Overview

DNA Digital Data Storage is the process of encoding and decoding binary data to and from synthesized strands of DNA.

While DNA as a storage medium has enormous potential because of its high storage density, its practical use is currently severely limited because of its high cost and very slow read and write times.

The idea of DNA digital data storage dates back to 1959, when the physicist Richard P. Feynman, in "There's Plenty of Room at the Bottom: An Invitation to Enter a New Field of Physics" outlined the general prospects for the creation of artificial objects similar to objects of the microcosm (including biological) and having similar or even more extensive capabilities. In 1964-65 Mikhail Samoilovich Neiman, the Soviet physicist, published 3 articles about microminiaturization in electronics at the molecular-atomic level, where independently presented general considerations and some calculations regarding the possibility of recording, storage, and retrieval of information on synthesized DNA and RNA molecules. After the publication of the first M.S. Neiman's paper and after receiving by Editor the manuscript of his second paper (January, the 8th, 1964, as indicated in that paper) the interview with cybernetic Norbert Wiener was published. N. Wiener expressed ideas about miniaturization of computer memory, close to the ideas, proposed by M. S. Neiman independently. These Wiener's ideas M. S. Neiman mentioned in the third of his papers.

In 2012, George Church and colleagues at Harvard University published and article in which DNA was encoded with digital information that included an HTML draft of a 53,400 word book written by the lead researcher, eleven JPG images and one JavaScript program. Multiple copies for redundancy were added and 5.5 petabits can be stored in each cubic millimeter of DNA. The researchers used a simple code where bits were mapped one-to-one with bases, which had the shortcoming that it led to long runs of the same base, the sequencing of which is error-prone. This result showed that besides its other functions, DNA can also be another type of storage medium such as hard drives and magnetic tapes.

In 2013, in an article led by researchers from the European Bioinformatics Institute (EBI) and submitted at around the same time as the paper of Church and colleagues. Over five million bits of data were stored, retrieved, and reproduced. All the DNA files reproduced the information between 99.99% and 100% accuracy. The main innovations in this research were the use of an error-correcting encoding scheme to ensure the extremely low data-loss rate, as well as the idea of encoding the data in a series of overlapping short oligonucleotides identifiable through a sequence-based indexing scheme. Also, the sequences of the individual strands of DNA overlapped in such a way that each region of data was repeated four times to avoid errors.
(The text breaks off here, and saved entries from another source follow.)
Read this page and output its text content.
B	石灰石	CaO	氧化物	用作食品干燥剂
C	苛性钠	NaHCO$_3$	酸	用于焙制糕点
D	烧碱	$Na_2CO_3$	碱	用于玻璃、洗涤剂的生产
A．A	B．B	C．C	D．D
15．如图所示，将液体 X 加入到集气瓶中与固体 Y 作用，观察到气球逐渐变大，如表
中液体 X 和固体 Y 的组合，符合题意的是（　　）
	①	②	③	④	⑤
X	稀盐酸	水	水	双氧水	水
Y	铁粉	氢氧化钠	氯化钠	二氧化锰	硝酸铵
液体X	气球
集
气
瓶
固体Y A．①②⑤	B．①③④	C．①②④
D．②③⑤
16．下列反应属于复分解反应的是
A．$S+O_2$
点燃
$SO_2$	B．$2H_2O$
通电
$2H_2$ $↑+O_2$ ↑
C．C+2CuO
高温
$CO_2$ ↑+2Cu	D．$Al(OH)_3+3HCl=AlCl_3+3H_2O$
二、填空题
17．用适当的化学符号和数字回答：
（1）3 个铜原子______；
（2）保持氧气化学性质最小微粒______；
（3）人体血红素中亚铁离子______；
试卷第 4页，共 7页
Two of these four strands were constructed backwards, also with the goal of eliminating errors. The costs per megabyte were estimated at $12,400 to encode data and $220 for retrieval. However, it was noted that the exponential decrease in DNA synthesis and sequencing costs, if it continues into the future, should make the technology cost-effective for long-term data storage by 2023.
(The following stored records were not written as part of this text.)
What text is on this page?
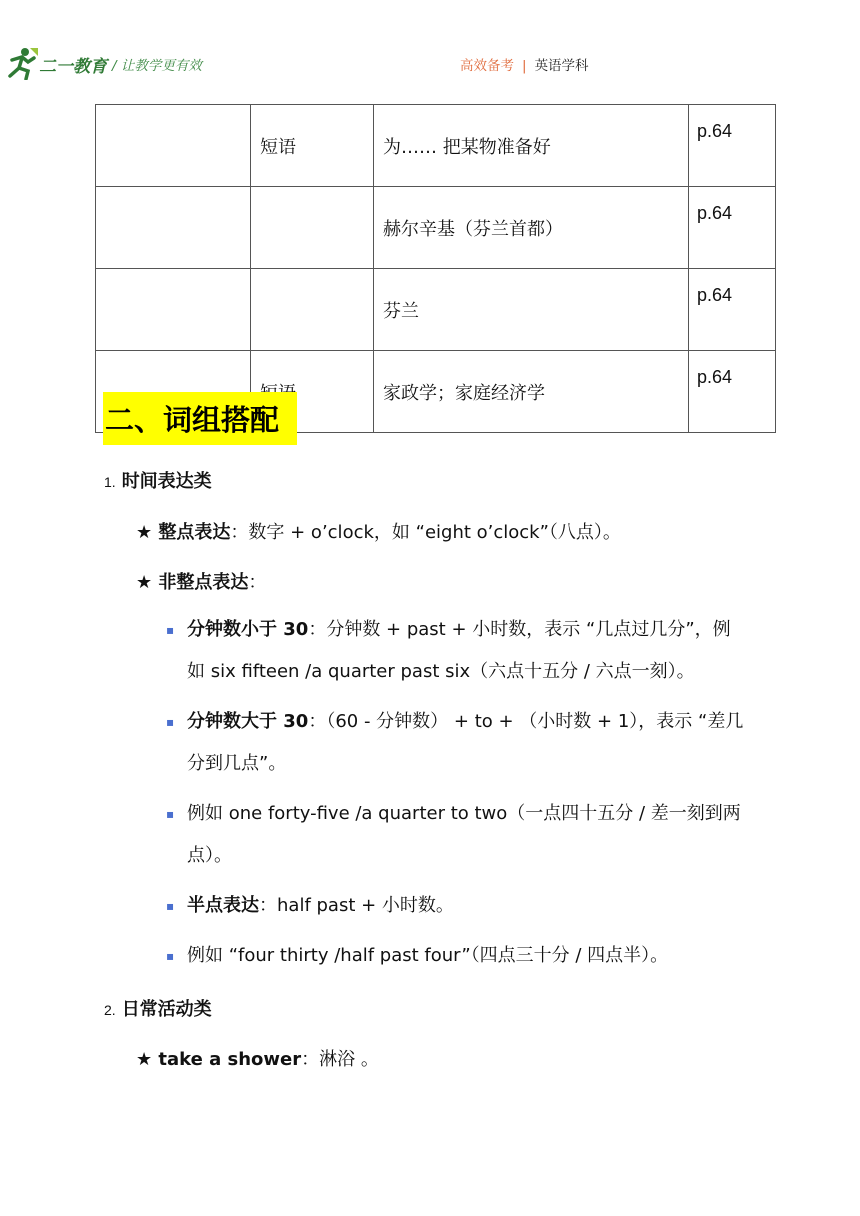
二一教育 / 让教学更有效	高效备考 | 英语学科
	短语	为…… 把某物准备好	p.64
		赫尔辛基（芬兰首都）	p.64
		芬兰	p.64
		家政学；家庭经济学	p.64
二、词组搭配
1. 时间表达类
★ 整点表达：数字 + o’clock，如 “eight o’clock”（八点）。
★ 非整点表达：
▪ 分钟数小于 30：分钟数 + past + 小时数，表示 “几点过几分”，例如 six fifteen /a quarter past six（六点十五分 / 六点一刻）。
▪ 分钟数大于 30：（60 - 分钟数） + to + （小时数 + 1），表示 “差几分到几点”。
▪ 例如 one forty-five /a quarter to two（一点四十五分 / 差一刻到两点）。
▪ 半点表达：half past + 小时数。
▪ 例如 “four thirty /half past four”（四点三十分 / 四点半）。
2. 日常活动类
★ take a shower：淋浴 。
In March 2018, University of Washington and Microsoft published results demonstrating storage and retrieval of approximately 200MB of data. The research also proposed and evaluated a method for random access of data items stored in DNA. In March 2019, the same team announced they have demonstrated a fully automated system to encode and decode data in DNA.

Research published by Eurecom and Imperial College in January 2019, demonstrated the ability to store structured data in synthetic DNA. The research showed how to encode structured or, more specifically, relational data in synthetic DNA and also demonstrated how to perform data processing operations (similar to SQL) directly on the DNA as chemical processes.

In June 2019, scientists reported that all 16 GB of Wikipedia have been encoded into synthetic DNA.

DNA of Things

The concept of DNA of Things (DoT) was introduced in 2019 by a team of researchers from Israel and Switzerland. DoT encodes digital data into DNA molecules, which are then embedded into objects. In contrast to Internet of things, which is a system of interrelated computing devices, DoT creates objects which are independent storage objects, completely off-grid.

As a proof of concept for DoT, the researcher 3D-printed a Stanford bunny which contains its blueprint in the plastic filament used for printing. By clipping of a tiny bit of the ear of the bunny, they were able to read out the blueprint, multiply it and produce a next generation of bunnies. In addition, the ability of DoT to serve for steganographic purposes was shown by producing non-distinguishable lenses which contain a YouTube video integrated into the material.